Gasoline is burning holes in all our pockets. Close your eyes and imagine never having to pull up to that dreadful pump anymore, just parking the car refuels it. That imagery is heaven for that split second, then reality comes crashing back.


Starting in 2013 that fantasy may be a reality. Japanese automaker, Nissan, introduced the new Nissan Leaf and Leaf Powered Smart Home at the Tokyo Motor Show in 2011. This house uses the Nissan Leaf as a secondary power source to use in case of power outages or other issues. Spokespeople stated that a fully charged Lead could power the "average Japanese home" for two days. The house also has a solar roof for powering the house or charging the Leaf. Excess power is fed back to the grid. The pod-like house might not be for everyone, but what Nissan had outside the show may change how people view electric cars.


(Japanese Nissan Smart-Home overiew, via Nissan)



At the Oppama Factory, the company showed off its wireless charging pad for Nissan’s new Leaf. A wireless charging pad uses electromagnetic induction to transfers power between the pad and the built in receiver that is placed on the bottom of the newly bloomed Nissan Leaf. The efficiency levels of the charging pad is between 80 and 90 percent. Just ease your EV directly above the system to begin the charge, and monitor progress on the ground transmission units control panel.

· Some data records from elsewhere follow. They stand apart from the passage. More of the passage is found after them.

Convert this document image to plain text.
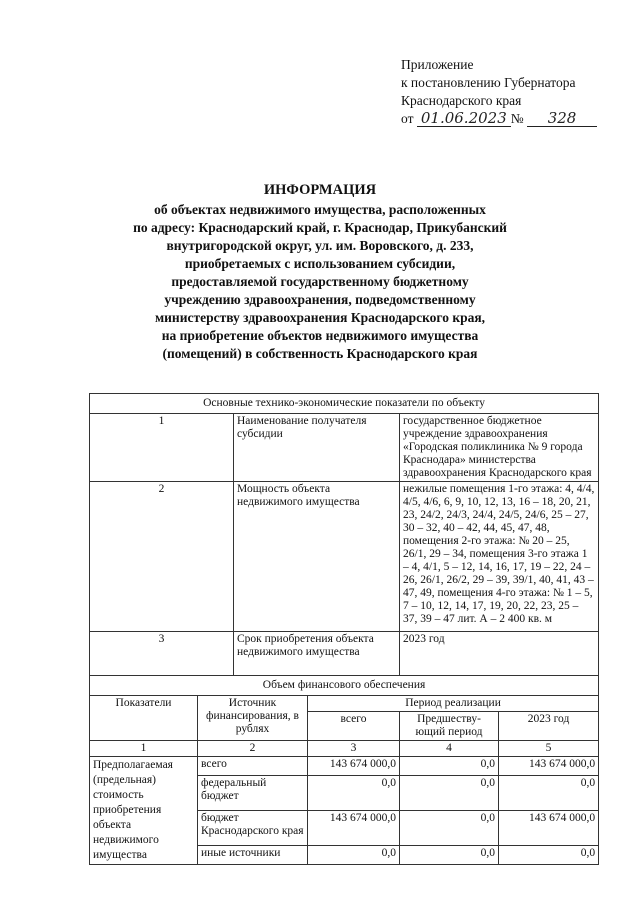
Приложение
к постановлению Губернатора
Краснодарского края
от 01.06.2023 № 328
ИНФОРМАЦИЯ
об объектах недвижимого имущества, расположенных
по адресу: Краснодарский край, г. Краснодар, Прикубанский
внутригородской округ, ул. им. Воровского, д. 233,
приобретаемых с использованием субсидии,
предоставляемой государственному бюджетному
учреждению здравоохранения, подведомственному
министерству здравоохранения Краснодарского края,
на приобретение объектов недвижимого имущества
(помещений) в собственность Краснодарского края
Основные технико-экономические показатели по объекту					
1		Наименование получателя субсидии		государственное бюджетное учреждение здравоохранения «Городская поликлиника № 9 города Краснодара» министерства здравоохранения Краснодарского края	
2		Мощность объекта недвижимого имущества		нежилые помещения 1-го этажа: 4, 4/4, 4/5, 4/6, 6, 9, 10, 12, 13, 16 – 18, 20, 21, 23, 24/2, 24/3, 24/4, 24/5, 24/6, 25 – 27, 30 – 32, 40 – 42, 44, 45, 47, 48, помещения 2-го этажа: № 20 – 25, 26/1, 29 – 34, помещения 3-го этажа 1 – 4, 4/1, 5 – 12, 14, 16, 17, 19 – 22, 24 – 26, 26/1, 26/2, 29 – 39, 39/1, 40, 41, 43 – 47, 49, помещения 4-го этажа: № 1 – 5, 7 – 10, 12, 14, 17, 19, 20, 22, 23, 25 – 37, 39 – 47 лит. А – 2 400 кв. м	
3		Срок приобретения объекта недвижимого имущества		2023 год	
Объем финансового обеспечения					
Показатели	Источник финансирования, в рублях		Период реализации		
			всего	Предшеству-ющий период	2023 год
1	2		3	4	5
Предполагаемая (предельная) стоимость приобретения объекта недвижимого имущества	всего		143 674 000,0	0,0	143 674 000,0
	федеральный бюджет		0,0	0,0	0,0
	бюджет Краснодарского края		143 674 000,0	0,0	143 674 000,0
	иные источники		0,0	0,0	0,0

What is key about this system is that it is factory built. I remember when wireless key entry was only for the most expensive automobiles. To have that type of system, there was an install-yourself aftermarket kit. Many I knew bought one but never installed it. They all waited until their cars came equipped with such features direct from the factory. Having the wireless charging built in will make for an easy wide-spread adoption. (2 cents a mile awaits us all. Gasoline is 25 cents per mile, at the moment.) Wireless charging is nothing new. Kits do exist already, but will people want to install them? Only a dedicated few.


Unfortunately, older generation Leafs need not apply. The charging option is exclusive to the newer gen Nissan Leafs. Too bad we have to bear at least two more dreadful winters until the new Nissan leaf sprouts in 2013.